The Night of Awakening

       In the lovely grove of the forest where the River Neranjara flowed clear, Siddhartha practised meditation. Meditating at night, he came face to face with the terrifying noises of the forest. There was the coming and going of nocturnal creatures, the rustling of fallen leaves and the chilling cries of the wind, of owls and of night prowlers. Maintaining his inner calm, Siddhartha dispelled any fear that arose in him. If fear came to him when he was walking, he would continue walking unaffected. If fear came to him when he was sitting, he would maintain his sitting undisturbed. If fear appeared in his thoughts, he would look at them gently and let them go on their way.

      On the full moon of the fourth lunar month, the sun was about to set, Siddhartha sat under the great pippala tree. He vowed, “I will find an end to the misery and suffering of all living beings; until I do, I shall not rise from this seat.” His body was calm. He turned his attention inward and concentrated. Gradually, his mind was freed of all attachments. Thoughts of attractions and aversions no longer held him. He rested in a state of perfect calm and equanimity.

      Siddhartha’s mind was so clear. He saw that before his present life born as a prince, he had many past lives. He recollected each birth, living, and death passing by in an endless cycle. The entire process of his reincarnations was revealed in his mind. He understood how in this way his mind had experienced innumerous lives.

      Siddhartha looked deeper and deeper. His mind grew brighter and clearer. He realized the true nature of mind. He realized that everything is from mind. In that moment, meditator and meditation became one. There was no longer a separation between the watcher and the watched. All dualistic experiences and concepts dissolved.

      Siddhartha was at one with mind. He came face to face with mind. He saw how mind is naturally joyful. There is no tension. There is no struggle. There is no hope, or fear. There is no wanting. There is no grasping. The joy of mind is naturally there. It does not depend on exterior conditions. It does not change when things change. This wondrous joy is the nature of mind. And every single living being has mind. With this joy there is no suffering. When the sun is shining, there is no darkness.

      Siddhartha saw how the mind is so clear that it reveals everything like a perfectly clear mirror. Yet nothing can stain or take away its clarity. And so mind is timelessly pure and unchanging. Thoughts and appearances come and go in our minds like images in a mirror but they can never become the mirror, nor could they change it in any way. But mind is aware. Mind is aware of itself. It is aware of everything.
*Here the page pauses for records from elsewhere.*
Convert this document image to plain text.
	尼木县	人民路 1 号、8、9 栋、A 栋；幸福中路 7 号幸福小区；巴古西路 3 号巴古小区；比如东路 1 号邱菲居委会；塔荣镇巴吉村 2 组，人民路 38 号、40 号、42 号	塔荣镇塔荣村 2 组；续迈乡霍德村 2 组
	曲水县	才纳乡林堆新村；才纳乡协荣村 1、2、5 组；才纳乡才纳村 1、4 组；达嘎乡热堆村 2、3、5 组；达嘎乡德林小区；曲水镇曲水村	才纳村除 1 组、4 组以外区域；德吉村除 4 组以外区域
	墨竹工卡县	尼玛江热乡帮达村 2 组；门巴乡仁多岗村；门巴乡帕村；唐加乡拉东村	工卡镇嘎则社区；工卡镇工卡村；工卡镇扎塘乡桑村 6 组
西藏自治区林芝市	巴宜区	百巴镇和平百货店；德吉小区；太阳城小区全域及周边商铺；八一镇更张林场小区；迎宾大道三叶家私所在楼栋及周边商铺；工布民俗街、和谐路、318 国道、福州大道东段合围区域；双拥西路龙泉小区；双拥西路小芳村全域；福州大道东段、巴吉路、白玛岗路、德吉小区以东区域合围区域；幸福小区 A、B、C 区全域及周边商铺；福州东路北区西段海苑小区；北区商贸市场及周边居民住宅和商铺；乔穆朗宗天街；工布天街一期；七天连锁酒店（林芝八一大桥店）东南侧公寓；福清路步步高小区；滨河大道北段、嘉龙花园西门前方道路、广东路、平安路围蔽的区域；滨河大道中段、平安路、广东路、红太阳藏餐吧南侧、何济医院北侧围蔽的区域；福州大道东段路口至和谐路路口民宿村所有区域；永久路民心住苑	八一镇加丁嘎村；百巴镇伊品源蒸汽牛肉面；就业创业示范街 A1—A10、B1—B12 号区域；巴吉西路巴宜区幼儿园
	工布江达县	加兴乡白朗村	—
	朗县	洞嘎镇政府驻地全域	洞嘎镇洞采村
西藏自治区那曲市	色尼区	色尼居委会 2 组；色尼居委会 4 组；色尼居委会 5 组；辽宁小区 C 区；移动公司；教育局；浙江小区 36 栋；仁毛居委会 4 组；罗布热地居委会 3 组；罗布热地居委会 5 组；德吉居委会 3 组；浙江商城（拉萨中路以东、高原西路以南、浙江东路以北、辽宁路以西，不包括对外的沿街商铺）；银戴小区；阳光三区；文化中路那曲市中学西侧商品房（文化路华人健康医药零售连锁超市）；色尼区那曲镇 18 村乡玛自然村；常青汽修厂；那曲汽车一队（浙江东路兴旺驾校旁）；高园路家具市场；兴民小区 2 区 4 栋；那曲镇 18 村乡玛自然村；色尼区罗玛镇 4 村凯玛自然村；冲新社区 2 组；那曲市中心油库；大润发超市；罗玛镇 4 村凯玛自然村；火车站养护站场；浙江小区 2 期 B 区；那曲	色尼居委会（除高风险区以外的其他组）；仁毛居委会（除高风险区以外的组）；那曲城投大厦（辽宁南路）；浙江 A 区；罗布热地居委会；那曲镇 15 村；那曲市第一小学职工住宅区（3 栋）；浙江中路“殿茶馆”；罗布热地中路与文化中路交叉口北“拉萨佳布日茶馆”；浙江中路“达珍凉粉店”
      Siddhartha also saw that this clear and joyful mind is at the same time empty of existence. We cannot say that mind exists and yet we cannot say that it does not exist. We cannot point to it and say this is mind. Words, definitions, or labels cannot describe it. Mind is empty of form. It is colourless, odourless, and shapeless. It is timeless and without dimensions. Mind is empty of a single, definable identity. This is what Siddhartha saw as the emptiness of mind.

      But it is because mind is essentially empty of anything that anything and everything can take place in the mind. If today were something real, unchanging, and solid, then tomorrow would never come because today would block its coming.

      Siddhartha saw how for a long time now, his mind had been confused into thinking that the appearances in its own clarity were real. This was much like taking the reflections in a mirror to be the real thing. As a result, mind grasps at appearances and becomes attached to them. It is this mistaken attachment that is the root of suffering. The “self” is all important and satisfying the desires and needs of this self becomes a goal in life. The original mind is covered up as if it had gone to sleep. The self helplessly goes through countless rebirths. But because the self, the world, and its inhabitants are all impermanent and ever changing, lasting happiness cannot be found.

      Siddhartha realized that by clearing the confusion in the mind, people would wake up by themselves from the illusion. The rebirths of the self with all their sufferings will be broken forever. Siddhartha had found the answer to end suffering. He thought to himself, “This is my last life. I have uncovered the original nature of mind. How wondrous!”

      The sun was just about to rise. It was morning.